2 thoughts on “Loved, Wrested, Lost…By the Giver

  1. Wise words and an interesting story which gives a lot of food for thought !

    Yes, these losses are very sad and sharing some of the pain and showing unconditional friendship can help people through the steps in the process of bereavement. Just over a week ago, we heard that a former colleague and good friends had died overnight of a heart attack aged 49, leaving a wife and young children. Andy has a huge number of friends because he always respected and helped people and was always fun to be with. Some years ago he helped my wife tremendously and unselfishly in her career. He did the same for others. His family kept his Facebook pages open and literally hundreds of kind comments gathered there. But why should such a good man die so young ?

    We must never look for any logic in why people die, or suffer injury or loss. We don’t know what plans God has and I believe that God’s plans can change according to changing circumstances on Earth. Sometimes we do things which were unplanned and he then changes his plan and sometimes things happen beyond our control which means that plans need to be changed. I learnt the hard way not to try and get my head round why things happen or what might happen. We just need to let go and allow God to deal with things and he can turn pain into progress.

    God has also pulled me out of some very tricky situations in which I was about to be my own undoing. I will not allow myself to forget those times !

    Nevertheless, leaders around the world are squandering peace and allowing evil to step in. Thousands of lives and homes have been lost this year and governments and citizens should know better by now. Peace is priceless and something has to be lost to gain it. Every small thing we can do to encourage peace will help, but we need God to intervene and must pray non-stop for that, before the current terrible situations get even worse.

    I totally agree with you (as usual) that prayer should be our first resort and not our last ! We should pray thanks for all that we have and all that we do. We should pray that we will be filled with the Holy Spirit to keep us from harm. We should pray that Jesus will teach us to be as much like him as possible. We should pray for people who are suffering and ask God for guidance to build a new life.

    I learnt that miracles are not always sudden black to white / water to wine changes, but are usually more colourful and take much longer. However, in time, we can look back and see the miraculous pattern that took us from where we were to where we are, and have the comfort of knowing that God will, in the course of time, if we trust and love him, take us to where we need to be.

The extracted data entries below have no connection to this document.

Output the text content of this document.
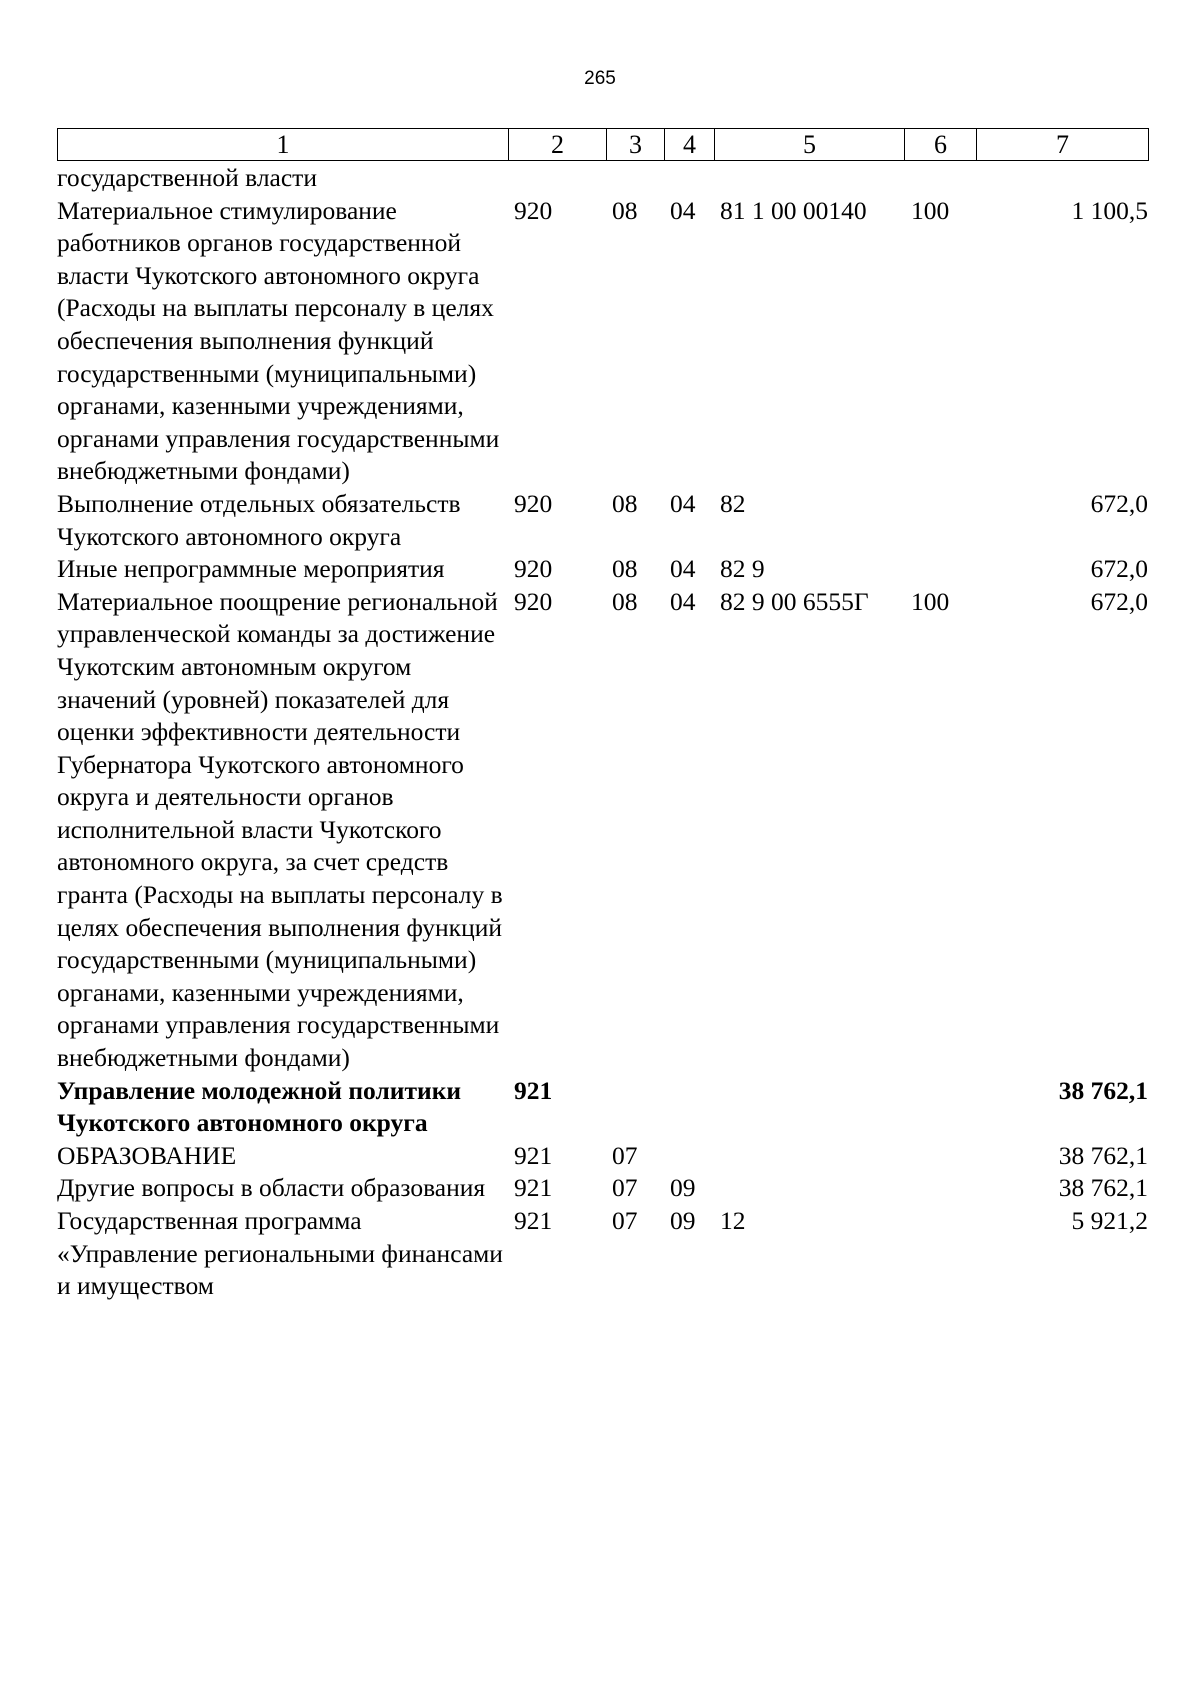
265
1	2	3	4	5	6	7
государственной власти						
Материальное стимулирование работников органов государственной власти Чукотского автономного округа (Расходы на выплаты персоналу в целях обеспечения выполнения функций государственными (муниципальными) органами, казенными учреждениями, органами управления государственными внебюджетными фондами)	920	08	04	81 1 00 00140	100	1 100,5
Выполнение отдельных обязательств Чукотского автономного округа	920	08	04	82		672,0
Иные непрограммные мероприятия	920	08	04	82 9		672,0
Материальное поощрение региональной управленческой команды за достижение Чукотским автономным округом значений (уровней) показателей для оценки эффективности деятельности Губернатора Чукотского автономного округа и деятельности органов исполнительной власти Чукотского автономного округа, за счет средств гранта (Расходы на выплаты персоналу в целях обеспечения выполнения функций государственными (муниципальными) органами, казенными учреждениями, органами управления государственными внебюджетными фондами)	920	08	04	82 9 00 6555Г	100	672,0
Управление молодежной политики Чукотского автономного округа	921					38 762,1
ОБРАЗОВАНИЕ	921	07				38 762,1
Другие вопросы в области образования	921	07	09			38 762,1
Государственная программа «Управление региональными финансами и имуществом	921	07	09	12		5 921,2
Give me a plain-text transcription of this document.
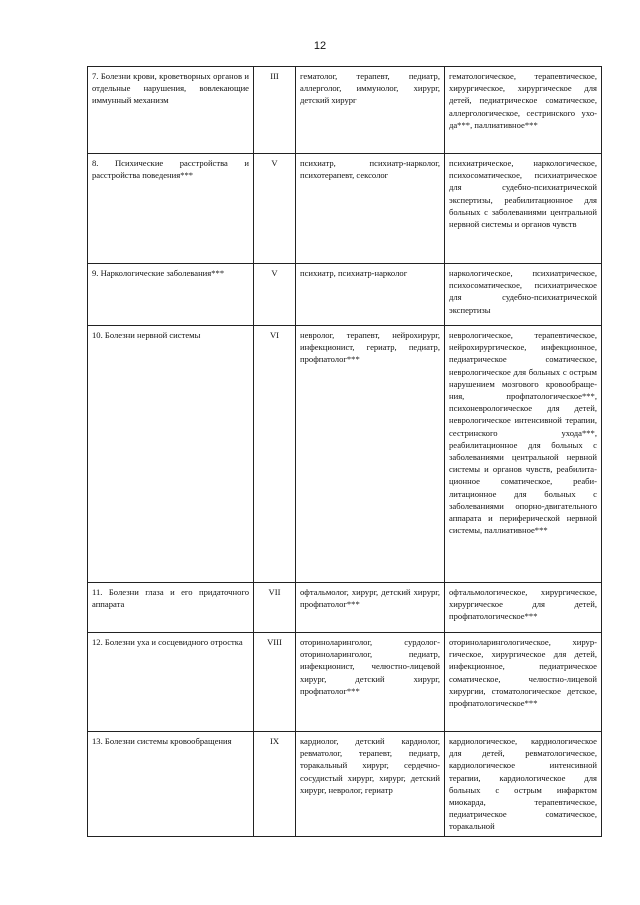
12
7. Болезни крови, кроветворных органов и отдельные нарушения, вовлекающие иммунный механизм	III	гематолог, терапевт, педиатр, аллерголог, иммунолог, хирург, детский хирург	гематологическое, терапевтическое, хирургическое, хирургическое для детей, педиатрическое соматическое, аллергологическое, сестринского ухода***, паллиативное***
8. Психические расстройства и расстройства поведения***	V	психиатр, психиатр-нарколог, психотерапевт, сексолог	психиатрическое, наркологическое, психосоматическое, психиатрическое для судебно-психиатрической экспертизы, реабилитационное для больных с заболеваниями центральной нервной системы и органов чувств
9. Наркологические заболевания***	V	психиатр, психиатр-нарколог	наркологическое, психиатрическое, психосоматическое, психиатрическое для судебно-психиатрической экспертизы
10. Болезни нервной системы	VI	невролог, терапевт, нейрохирург, инфекционист, гериатр, педиатр, профпатолог***	неврологическое, терапевтическое, нейрохирургическое, инфекционное, педиатрическое соматическое, неврологическое для больных с острым нарушением мозгового кровообращения, профпатологическое***, психоневрологическое для детей, неврологическое интенсивной терапии, сестринского ухода***, реабилитационное для больных с заболеваниями центральной нервной системы и органов чувств, реабилитационное соматическое, реабилитационное для больных с заболеваниями опорно-двигательного аппарата и периферической нервной системы, паллиативное***
11. Болезни глаза и его придаточного аппарата	VII	офтальмолог, хирург, детский хирург, профпатолог***	офтальмологическое, хирургическое, хирургическое для детей, профпатологическое***
12. Болезни уха и сосцевидного отростка	VIII	оториноларинголог, сурдолог-оториноларинголог, педиатр, инфекционист, челюстно-лицевой хирург, детский хирург, профпатолог***	оториноларингологическое, хирургическое, хирургическое для детей, инфекционное, педиатрическое соматическое, челюстно-лицевой хирургии, стоматологическое детское, профпатологическое***
13. Болезни системы кровообращения	IX	кардиолог, детский кардиолог, ревматолог, терапевт, педиатр, торакальный хирург, сердечно-сосудистый хирург, хирург, детский хирург, невролог, гериатр	кардиологическое, кардиологическое для детей, ревматологическое, кардиологическое интенсивной терапии, кардиологическое для больных с острым инфарктом миокарда, терапевтическое, педиатрическое соматическое, торакальной
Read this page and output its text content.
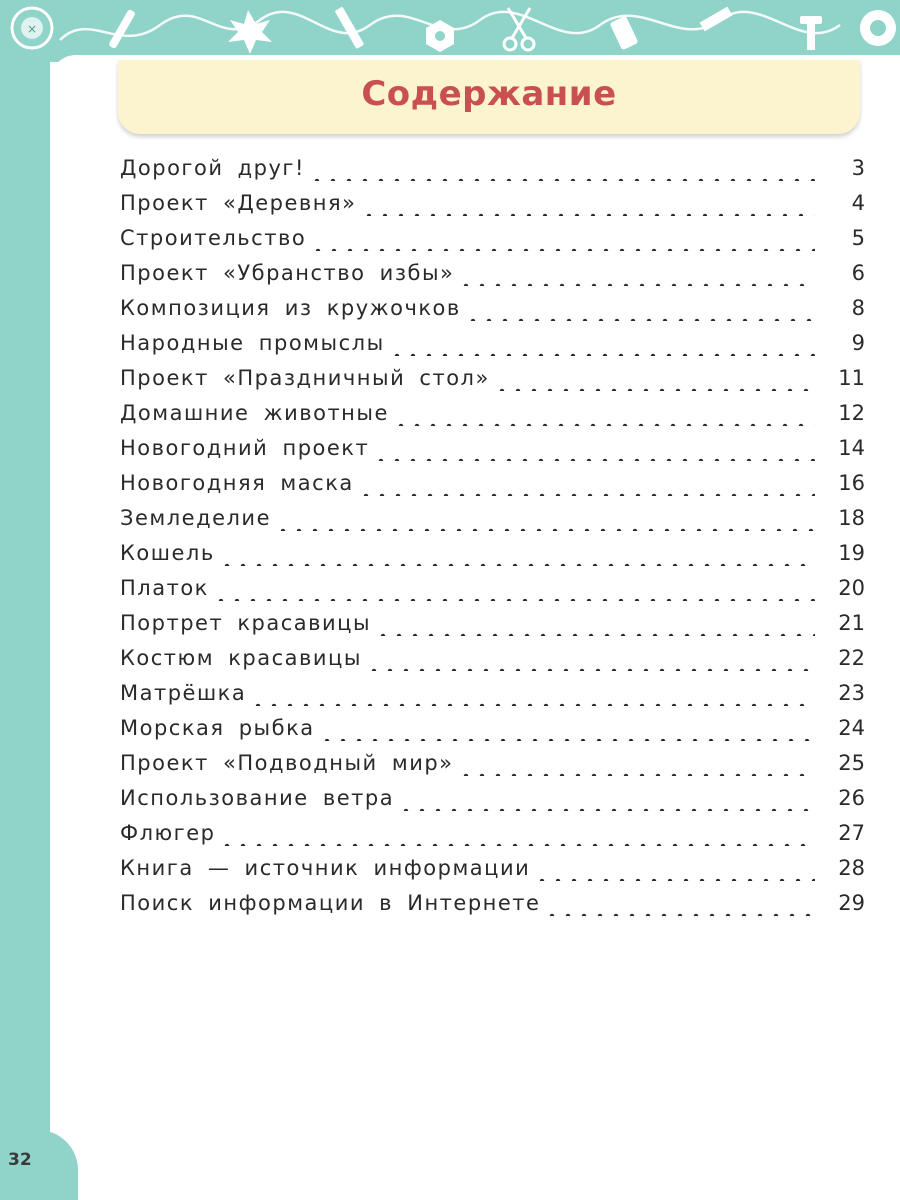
×
Содержание
Дорогой друг!	3
Проект «Деревня»	4
Строительство	5
Проект «Убранство избы»	6
Композиция из кружочков	8
Народные промыслы	9
Проект «Праздничный стол»	11
Домашние животные	12
Новогодний проект	14
Новогодняя маска	16
Земледелие	18
Кошель	19
Платок	20
Портрет красавицы	21
Костюм красавицы	22
Матрёшка	23
Морская рыбка	24
Проект «Подводный мир»	25
Использование ветра	26
Флюгер	27
Книга — источник информации	28
Поиск информации в Интернете	29
32
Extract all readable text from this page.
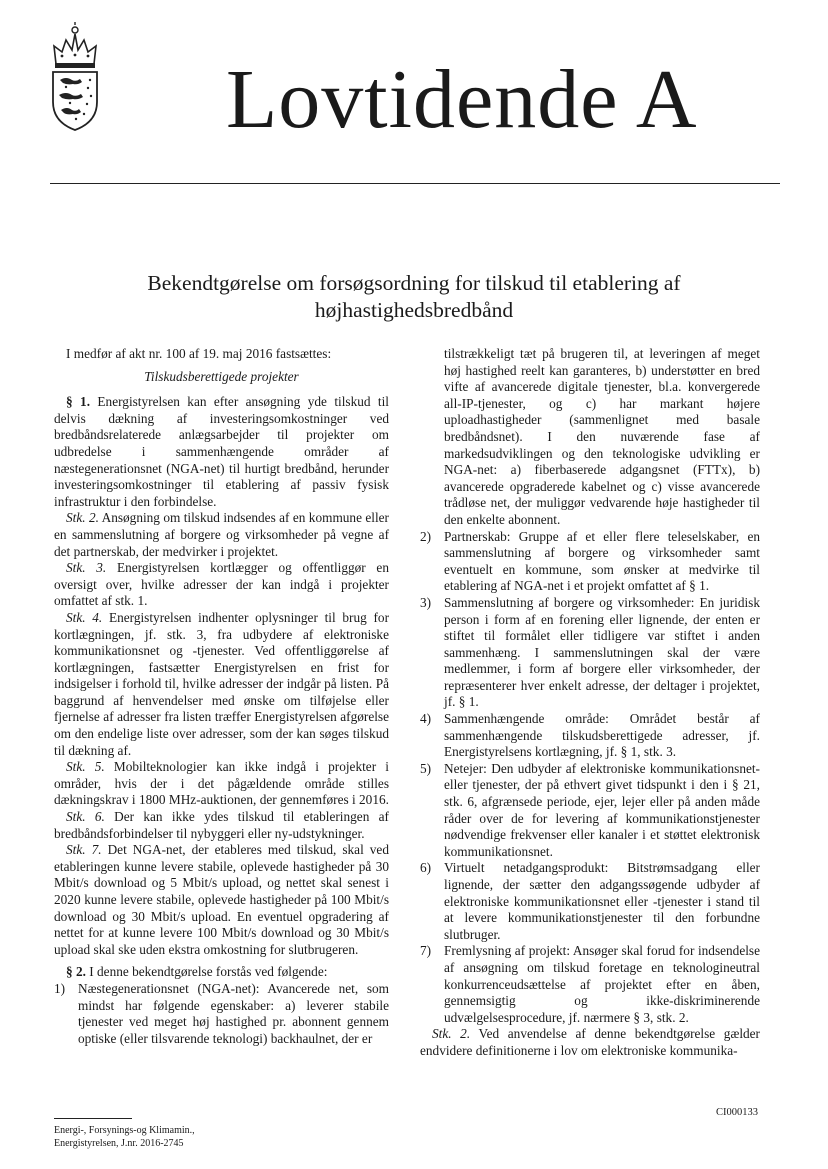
Lovtidende A
Bekendtgørelse om forsøgsordning for tilskud til etablering af
højhastighedsbredbånd

I medfør af akt nr. 100 af 19. maj 2016 fastsættes:

Tilskudsberettigede projekter

§ 1. Energistyrelsen kan efter ansøgning yde tilskud til delvis dækning af investeringsomkostninger ved bredbåndsrelaterede anlægsarbejder til projekter om udbredelse i sammenhængende områder af næstegenerationsnet (NGA-net) til hurtigt bredbånd, herunder investeringsomkostninger til etablering af passiv fysisk infrastruktur i den forbindelse.

Stk. 2. Ansøgning om tilskud indsendes af en kommune eller en sammenslutning af borgere og virksomheder på vegne af det partnerskab, der medvirker i projektet.

Stk. 3. Energistyrelsen kortlægger og offentliggør en oversigt over, hvilke adresser der kan indgå i projekter omfattet af stk. 1.

Stk. 4. Energistyrelsen indhenter oplysninger til brug for kortlægningen, jf. stk. 3, fra udbydere af elektroniske kommunikationsnet og -tjenester. Ved offentliggørelse af kortlægningen, fastsætter Energistyrelsen en frist for indsigelser i forhold til, hvilke adresser der indgår på listen. På baggrund af henvendelser med ønske om tilføjelse eller fjernelse af adresser fra listen træffer Energistyrelsen afgørelse om den endelige liste over adresser, som der kan søges tilskud til dækning af.

Stk. 5. Mobilteknologier kan ikke indgå i projekter i områder, hvis der i det pågældende område stilles dækningskrav i 1800 MHz-auktionen, der gennemføres i 2016.

Stk. 6. Der kan ikke ydes tilskud til etableringen af bredbåndsforbindelser til nybyggeri eller ny-udstykninger.

Stk. 7. Det NGA-net, der etableres med tilskud, skal ved etableringen kunne levere stabile, oplevede hastigheder på 30 Mbit/s download og 5 Mbit/s upload, og nettet skal senest i 2020 kunne levere stabile, oplevede hastigheder på 100 Mbit/s download og 30 Mbit/s upload. En eventuel opgradering af nettet for at kunne levere 100 Mbit/s download og 30 Mbit/s upload skal ske uden ekstra omkostning for slutbrugeren.

§ 2. I denne bekendtgørelse forstås ved følgende:

1) Næstegenerationsnet (NGA-net): Avancerede net, som mindst har følgende egenskaber: a) leverer stabile tjenester ved meget høj hastighed pr. abonnent gennem optiske (eller tilsvarende teknologi) backhaulnet, der er

tilstrækkeligt tæt på brugeren til, at leveringen af meget høj hastighed reelt kan garanteres, b) understøtter en bred vifte af avancerede digitale tjenester, bl.a. konvergerede all-IP-tjenester, og c) har markant højere uploadhastigheder (sammenlignet med basale bredbåndsnet). I den nuværende fase af markedsudviklingen og den teknologiske udvikling er NGA-net: a) fiberbaserede adgangsnet (FTTx), b) avancerede opgraderede kabelnet og c) visse avancerede trådløse net, der muliggør vedvarende høje hastigheder til den enkelte abonnent.

2) Partnerskab: Gruppe af et eller flere teleselskaber, en sammenslutning af borgere og virksomheder samt eventuelt en kommune, som ønsker at medvirke til etablering af NGA-net i et projekt omfattet af § 1.

3) Sammenslutning af borgere og virksomheder: En juridisk person i form af en forening eller lignende, der enten er stiftet til formålet eller tidligere var stiftet i anden sammenhæng. I sammenslutningen skal der være medlemmer, i form af borgere eller virksomheder, der repræsenterer hver enkelt adresse, der deltager i projektet, jf. § 1.

4) Sammenhængende område: Området består af sammenhængende tilskudsberettigede adresser, jf. Energistyrelsens kortlægning, jf. § 1, stk. 3.

5) Netejer: Den udbyder af elektroniske kommunikationsnet- eller tjenester, der på ethvert givet tidspunkt i den i § 21, stk. 6, afgrænsede periode, ejer, lejer eller på anden måde råder over de for levering af kommunikationstjenester nødvendige frekvenser eller kanaler i et støttet elektronisk kommunikationsnet.

6) Virtuelt netadgangsprodukt: Bitstrømsadgang eller lignende, der sætter den adgangssøgende udbyder af elektroniske kommunikationsnet eller -tjenester i stand til at levere kommunikationstjenester til den forbundne slutbruger.

7) Fremlysning af projekt: Ansøger skal forud for indsendelse af ansøgning om tilskud foretage en teknologineutral konkurrenceudsættelse af projektet efter en åben, gennemsigtig og ikke-diskriminerende udvælgelsesprocedure, jf. nærmere § 3, stk. 2.

Stk. 2. Ved anvendelse af denne bekendtgørelse gælder endvidere definitionerne i lov om elektroniske kommunika-

CI000133
Energi-, Forsynings-og Klimamin.,
Energistyrelsen, J.nr. 2016-2745
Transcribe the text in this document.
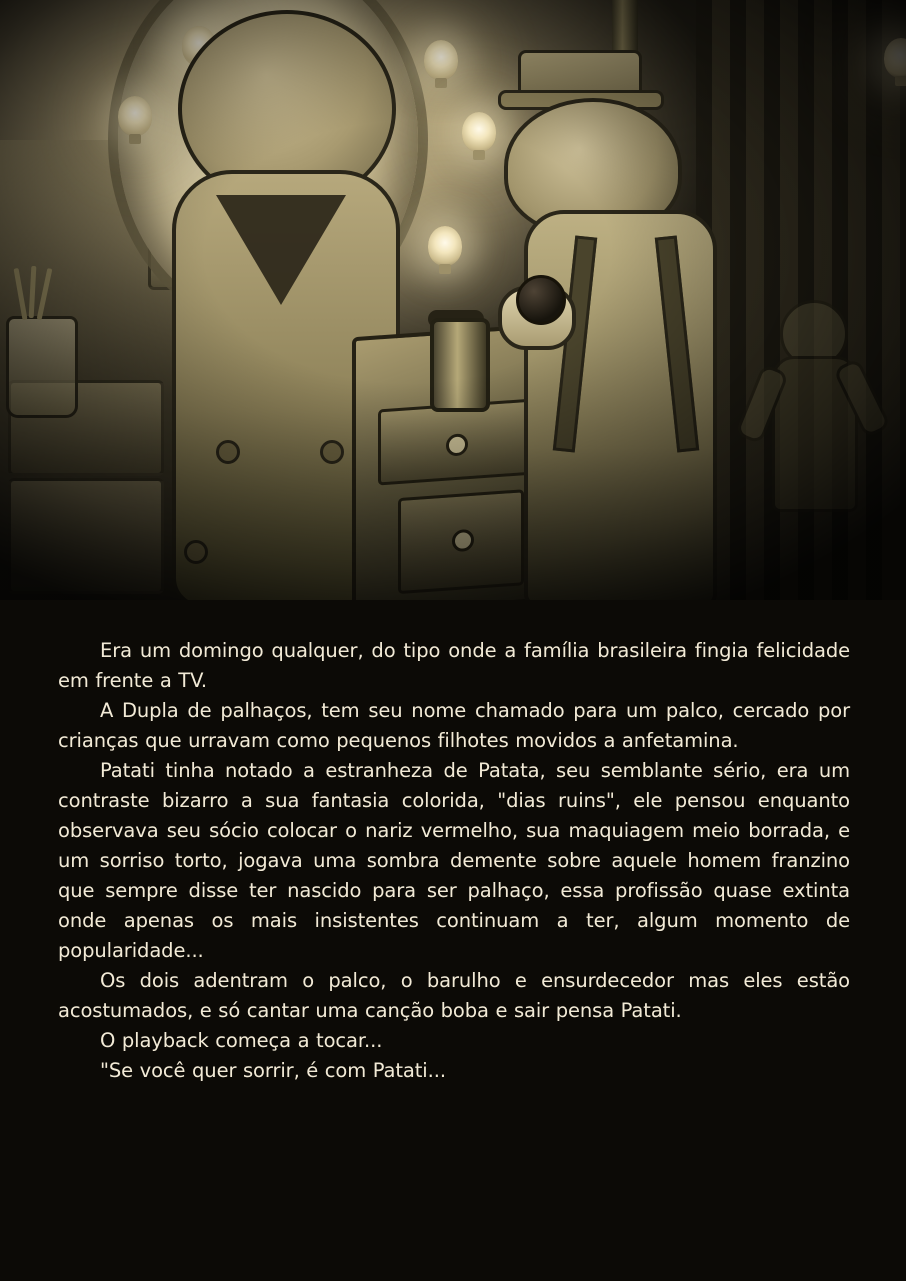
Era um domingo qualquer, do tipo onde a família brasileira fingia felicidade em frente a TV.

A Dupla de palhaços, tem seu nome chamado para um palco, cercado por crianças que urravam como pequenos filhotes movidos a anfetamina.

Patati tinha notado a estranheza de Patata, seu semblante sério, era um contraste bizarro a sua fantasia colorida, "dias ruins", ele pensou enquanto observava seu sócio colocar o nariz vermelho, sua maquiagem meio borrada, e um sorriso torto, jogava uma sombra demente sobre aquele homem franzino que sempre disse ter nascido para ser palhaço, essa profissão quase extinta onde apenas os mais insistentes continuam a ter, algum momento de popularidade...

Os dois adentram o palco, o barulho e ensurdecedor mas eles estão acostumados, e só cantar uma canção boba e sair pensa Patati.

O playback começa a tocar...

"Se você quer sorrir, é com Patati...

    I know I shared this with you before but it will help people who are going through a difficult time. It helped me :

    “Put thou thy trust in God,
    In duty’s path go on;
    Walk in His strength with faith and hope,
    So shall thy work be done.
    Give to the winds Thy fears;
    Hope, and be undismayed;
    God hears thy sighs and counts thy tears;
    God shall lift up thy head.

    Through waves, and clouds, and storms,
    His power will clear thy way;
    Wait thou His time, the darkest night
    Shall end in brightest day.”

    – John Wesley (trans. From Paul Gerhardt)

  2. David, I relish your wisdom! And as much as I attempt to “borrow it often” you have an unmatched wealth of resources! You have shared that poem with me before, but thank you for sharing it here!